The world might not be ready.

And neither was he.

Aria sank into a small alcove hidden between two towering shelves, the journal resting in her lap. Around her, the library remained frozen in time—dusty, hushed, and forgotten by most. She felt like she had stepped into a sacred space, one not meant for prying eyes.

She flipped through more pages, each revealing snippets of the unknown girl's life.

"The moon speaks to me. Not in words, but in pulses. I can feel it inside me—stirring, shifting. They said wolves without a voice couldn't shift. They lied."

Aria's breath hitched.

Was that true?

Could she…?

Her wolf had never responded the way others did. No howling presence in the back of her mind. No feral voice. But it existed. She could feel its dormant heat, like embers under her skin.

The entries grew more frantic.

"He warned me. The instructor. He saw what I was becoming and said it would destroy me. But he never feared me. Only what the others would do if they found out."

Aria's thoughts immediately flew to Kieran.

Could this be… about him?

No—it couldn't be. This journal looked ancient. The handwriting, though steady, had faded with time. But the similarity was too striking. Could another instructor, long ago, have shared something deeper with a girl like her?

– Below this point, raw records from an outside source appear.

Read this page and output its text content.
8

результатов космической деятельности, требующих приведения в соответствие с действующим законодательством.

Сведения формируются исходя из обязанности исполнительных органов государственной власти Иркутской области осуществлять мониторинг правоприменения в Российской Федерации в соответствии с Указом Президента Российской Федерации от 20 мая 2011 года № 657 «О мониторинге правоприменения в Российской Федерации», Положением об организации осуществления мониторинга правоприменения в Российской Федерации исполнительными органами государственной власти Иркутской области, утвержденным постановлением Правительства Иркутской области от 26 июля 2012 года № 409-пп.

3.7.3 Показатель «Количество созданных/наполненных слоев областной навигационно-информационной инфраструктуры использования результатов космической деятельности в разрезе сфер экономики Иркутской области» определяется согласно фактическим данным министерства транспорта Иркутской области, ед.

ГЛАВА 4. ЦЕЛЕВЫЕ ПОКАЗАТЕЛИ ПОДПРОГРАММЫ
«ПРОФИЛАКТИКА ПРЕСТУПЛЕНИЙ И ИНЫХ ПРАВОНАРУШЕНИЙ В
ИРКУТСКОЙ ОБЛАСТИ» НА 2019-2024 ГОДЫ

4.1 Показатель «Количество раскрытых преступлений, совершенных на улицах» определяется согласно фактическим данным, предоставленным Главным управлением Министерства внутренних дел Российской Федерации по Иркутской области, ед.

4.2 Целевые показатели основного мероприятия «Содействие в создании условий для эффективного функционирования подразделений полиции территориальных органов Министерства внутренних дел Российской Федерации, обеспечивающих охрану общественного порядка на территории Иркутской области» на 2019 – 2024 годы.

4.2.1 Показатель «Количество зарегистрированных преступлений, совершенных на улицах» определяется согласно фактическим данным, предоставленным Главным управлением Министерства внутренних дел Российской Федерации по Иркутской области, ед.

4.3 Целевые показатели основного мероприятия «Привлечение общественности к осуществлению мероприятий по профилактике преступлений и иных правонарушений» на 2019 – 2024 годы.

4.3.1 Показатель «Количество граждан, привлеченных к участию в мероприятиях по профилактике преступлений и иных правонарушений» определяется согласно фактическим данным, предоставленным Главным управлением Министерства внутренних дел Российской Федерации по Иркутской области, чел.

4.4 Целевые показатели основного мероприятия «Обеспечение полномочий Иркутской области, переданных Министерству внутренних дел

She flipped to the final page.

Her throat tightened and she was anxious. A tear slid down her cheek before she could stop it.

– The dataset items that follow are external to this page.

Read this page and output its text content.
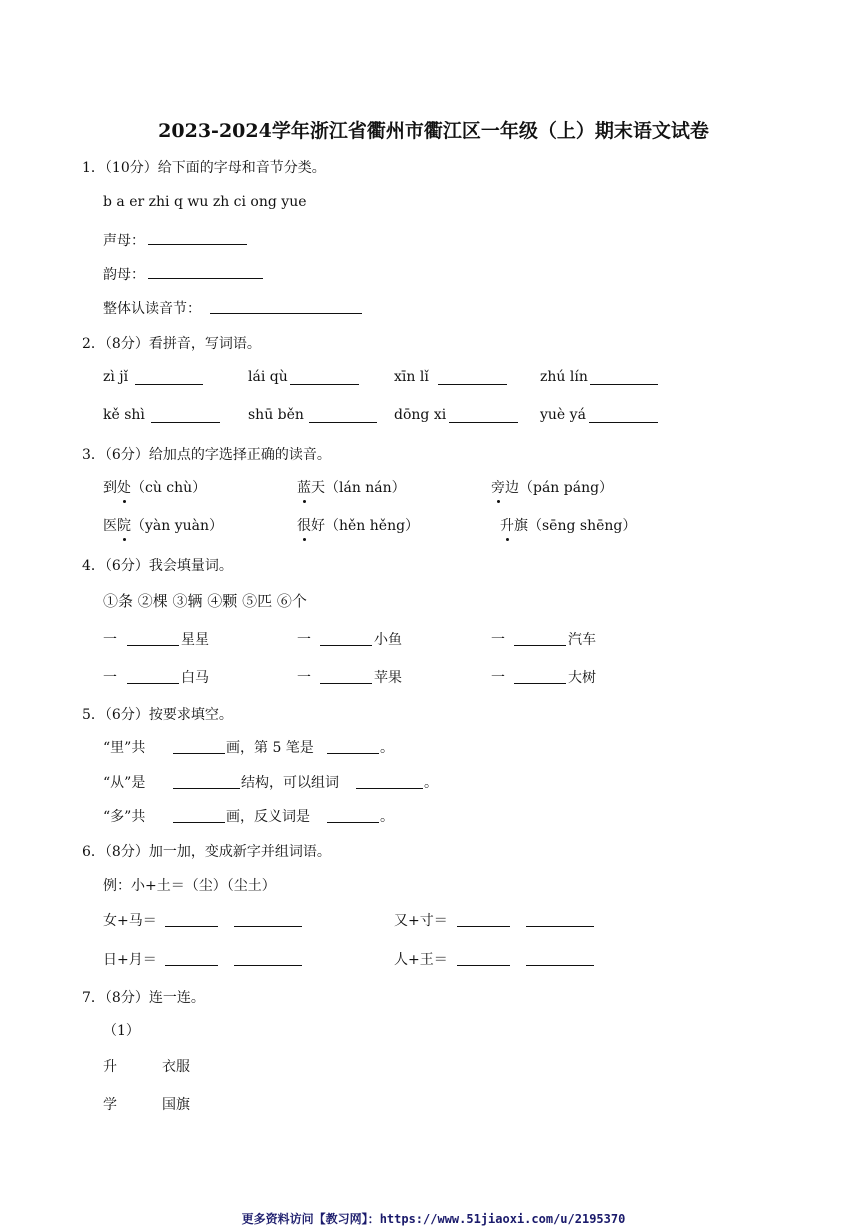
2023-2024学年浙江省衢州市衢江区一年级（上）期末语文试卷
1．（10分）给下面的字母和音节分类。
b a er zhi q wu zh ci ong yue
声母：
韵母：
整体认读音节：
2．（8分）看拼音，写词语。
zì jǐ	lái qù	xīn lǐ	zhú lín
kě shì	shū běn	dōng xi	yuè yá
3．（6分）给加点的字选择正确的读音。
到处（cù chù）	蓝天（lán nán）	旁边（pán páng）
医院（yàn yuàn）	很好（hěn hěng）	升旗（sēng shēng）
4．（6分）我会填量词。
①条 ②棵 ③辆 ④颗 ⑤匹 ⑥个
一	星星	一	小鱼	一	汽车
一	白马	一	苹果	一	大树
5．（6分）按要求填空。
“里”共	画，第 5 笔是	。
“从”是	结构，可以组词	。
“多”共	画，反义词是	。
6．（8分）加一加，变成新字并组词语。
例：小+土＝（尘）（尘土）
女+马＝	又+寸＝
日+月＝	人+王＝
7．（8分）连一连。
（1）
升	衣服
学	国旗
更多资料访问【教习网】：https://www.51jiaoxi.com/u/2195370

For the first time in years, she didn't feel cursed. She felt… chosen.

That evening, long after most students had gone to their dorms, Aria remained in the library. She copied down the most important entries into her sketchbook, her hands moving swiftly, almost urgently. She needed this connection—this proof that her silence had purpose. That she wasn't broken.

She turned the journal over, inspecting the back cover. A faint engraving shimmered under the candlelight—barely visible, almost erased by time.

It was a symbol.

A crescent moon wrapped around a flame.

Something about it made her pulse quicken.

She had seen that symbol before—on one of the academy's restricted corridor doors.

Why would a forgotten journal share a mark with something locked behind wards and secrecy?

She traced the edge of the symbol with her fingertip, her thoughts swirling. There was a story buried here. One that connected her to the academy in ways no one had explained.

And now, she was determined to uncover it.

Meanwhile, in Kieran's office…

The candle on his desk flickered. He looked up, sensing the shift again.

Aria.

His wolf stirred, restless. A low hum buzzed beneath his skin. The bond was growing stronger—faster than it should.

He leaned back in his chair, eyes narrowing as he reached for the old academy ledger. He flipped to a page marked with a ribbon and scanned the names of past students, searching.

Then he stopped.

There it was. A name he hadn't heard in years.

Elara Wryn.

He exhaled slowly.

So that's where Aria got it.

Back in the library, Aria closed the journal and stood, cradling it carefully in her arms. She'd return it—she had to—but not before she read every word. Not before she learned who Elara had been. And not before she figured out why her name had been erased from history.

The silence wasn't empty anymore.

It was full of secrets.

And now, it was time she learned to listen.